Directed by Jon Turteltaub
Six decades worth of friendship is not something many people can say they share with others. What’s even rarer is when the best moments of that friendship are revived during a party-filled weekend in Las Vegas when all the friends are far past their prime.
While it is not the first movie of it’s kind, “Last Vegas,” essentially an elderly man’s version of “The Hangover,” supplies a funny take on retired life. Boasting an all-star cast, the film is a refreshing spin on a comedy formula that has been overdone in the past few years.
The movie stars Michael Douglas, Morgan Freeman, Robert De Niro and Kevin Kline as a group of four guys in their 60s who have been friends since their childhood days. After six decades of friendship, the group has moved apart but attempts to rekindle their connection in honor of Billy’s (Douglas) wedding. Together with veteran director Jon Turteltaub and an effectively humorous screenplay from Dan Fogelman, these four actors work seamlessly to create an effective comedy and a feel-good movie.
The film follows the group of retirees whose lives have significantly worsened within the past few years. Archie (Freeman) lives with his son, Paddy (De Niro) just lost his wife and Sam (Kline) is getting tired of retired life in Florida. Billy, the fourth of the group, is incredibly successful yet has never been married, until he decides on a whim to marry his girlfriend who is half his age. This results in the four reuniting in Las Vegas for one weekend to throw him a bachelor party before Billy ties the knot. For Sam and Archie, this is a great escape from an otherwise boring life, but it quickly becomes apparent that the relationship between Billy and Paddy has soured since the death of Paddy’s wife, and it’s all up to this weekend to make things right.

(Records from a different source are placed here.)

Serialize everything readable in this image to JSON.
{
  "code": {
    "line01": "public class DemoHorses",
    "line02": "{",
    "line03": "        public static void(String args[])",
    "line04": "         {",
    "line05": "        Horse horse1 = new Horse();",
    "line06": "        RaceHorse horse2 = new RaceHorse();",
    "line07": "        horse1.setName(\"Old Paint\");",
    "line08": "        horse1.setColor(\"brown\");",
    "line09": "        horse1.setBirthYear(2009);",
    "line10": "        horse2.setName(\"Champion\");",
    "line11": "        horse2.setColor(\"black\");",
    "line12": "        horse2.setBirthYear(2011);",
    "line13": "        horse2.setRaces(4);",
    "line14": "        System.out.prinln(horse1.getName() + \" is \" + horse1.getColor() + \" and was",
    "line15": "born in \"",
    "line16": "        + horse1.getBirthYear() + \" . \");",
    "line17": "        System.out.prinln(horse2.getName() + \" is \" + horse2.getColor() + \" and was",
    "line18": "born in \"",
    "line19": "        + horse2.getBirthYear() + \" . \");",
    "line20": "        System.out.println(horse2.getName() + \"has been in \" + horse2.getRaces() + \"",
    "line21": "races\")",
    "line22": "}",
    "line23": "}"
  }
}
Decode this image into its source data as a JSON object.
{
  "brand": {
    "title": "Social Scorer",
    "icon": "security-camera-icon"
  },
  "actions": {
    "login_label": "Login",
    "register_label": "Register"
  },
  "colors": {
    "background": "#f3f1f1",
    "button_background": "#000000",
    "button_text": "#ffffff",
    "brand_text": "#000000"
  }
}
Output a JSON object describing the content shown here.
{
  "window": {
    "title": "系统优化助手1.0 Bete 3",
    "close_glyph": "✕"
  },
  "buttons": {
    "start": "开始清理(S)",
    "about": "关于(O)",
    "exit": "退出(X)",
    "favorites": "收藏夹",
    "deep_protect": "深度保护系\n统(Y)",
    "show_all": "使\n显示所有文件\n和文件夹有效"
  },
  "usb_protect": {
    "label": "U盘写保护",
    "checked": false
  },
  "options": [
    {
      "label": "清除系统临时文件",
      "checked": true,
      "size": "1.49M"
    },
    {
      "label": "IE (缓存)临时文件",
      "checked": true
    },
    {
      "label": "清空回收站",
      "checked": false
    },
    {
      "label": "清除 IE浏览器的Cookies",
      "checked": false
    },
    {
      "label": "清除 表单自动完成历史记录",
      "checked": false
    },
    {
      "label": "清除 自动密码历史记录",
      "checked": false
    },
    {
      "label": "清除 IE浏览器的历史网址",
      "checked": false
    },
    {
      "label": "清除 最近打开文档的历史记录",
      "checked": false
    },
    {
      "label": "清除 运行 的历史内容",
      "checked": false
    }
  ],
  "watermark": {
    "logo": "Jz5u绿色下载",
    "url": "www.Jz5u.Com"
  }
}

Turteltaub, best known for the “National Treasure” movies, returns to the director’s chair for the first time in three years. He does a fine job of balancing the actors’ strengths to make every scene have funny moments while striking a chord with the audience when tough topics, such as death, are discussed among the group members. Freeman gives an especially great performance, standing out in a role where he spends most of his time dancing around and gambling.
The film will no doubt draw comparisons to “The Hangover” trilogy for many viewers because of its location. While this picture is not nearly as raunchy as the Todd Phillips series, it still has its share of crude humor. The expected jokes regarding old men and the usual conditions that come with old age are a constant, but the presence of such strong screen talent makes these cheesy moments of dialogue more bearable.
The luxurious Aria Hotel serves as the group’s home for the weekend, and while they are staying in one of the most expensive suites Las Vegas has to offer, the film still has an air of realism. Several classic locations in Vegas are also featured, including The Neon Museum, Binion’s and The Freemont Street Experience. The use of these classic locations help sell the experience of Vegas as nothing but authentic.
While not the first film set in Sin City, “Last Vegas” mixes its jokes and great cast quite well, creating a movie for all ages and one that is poised for success.